What is Google?

Google is a technology company that creates products that are used by millions of people worldwide. Its search engine is perhaps its most well-known product, but the corporation also offers many other services, such as email, maps, social networking, and cloud storage.

Google was founded in 1998 by Larry Page and Sergey Brin, two Ph.D. students at Stanford University who envisioned building an online database of information that could be accessed by computers. The pair’s system used servers to search the Web and sort it according to a user’s search query, using a complex algorithm that prioritized pages based on how many other pages linked to them. They named their effort BackRub, but later changed it to Google in honour of a mathematical concept known as a googol, which is a number that contains 100 zeros.

The company expanded rapidly, acquiring other websites and services such as YouTube, DoubleClick, and the mobile operating system Android. Its advertising network uses a variety of data sources to deliver personalized ads to users on the basis of their online activities. In addition, Google offers a variety of free software programs for consumers, such as the browser Chrome, and photo-management program Picasa.

In 2009, Google began offering a suite of online office programs, called G Suite, to businesses. The suite includes programs for email, calendaring, documents, spreadsheets, and more. It also offers security features to help protect corporate data from cyber attacks.

To keep up with the demand for its products, Google built 11 data centres around the world, each containing several hundred thousand interlinked computers (basically, multiprocessor personal computers with hard drives mounted in specially constructed racks). The company’s computing infrastructure is powered by three proprietary pieces of computer code: Google File System, Bigtable, and MapReduce. The latter handles large data sets by storing them in “chunks” across multiple machines, while the former processes the chunks to produce higher-level information such as search results or maps.
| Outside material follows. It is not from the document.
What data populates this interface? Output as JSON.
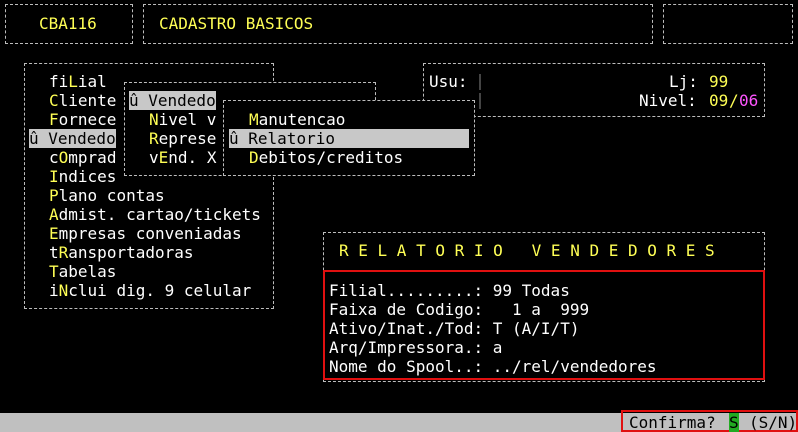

While Google is famous for its motto, “Don’t be evil,” the company has faced controversy over how it uses consumer information to target ads and whether or not the firm violates privacy rights. It reorganized in 2015 to become a subsidiary of the holding company Alphabet Inc. and made Sundar Pichai its CEO.

In early 2018, the company entered the virtual reality market with its Glass headset, which is worn like eyeglasses and displays augmented-reality images on the user’s field of vision. Its self-driving car project, Waymo, is developing autonomous vehicles that will be able to navigate without human intervention and could be available for public use within five years. Other projects include the search for extraterrestrial life and a self-driving balloon that can carry medical supplies to remote areas. In addition, the company is working on a large language model chatbot that can converse with humans. The robot, which is being developed in partnership with Microsoft, has already proved to be more advanced than previous chatbots.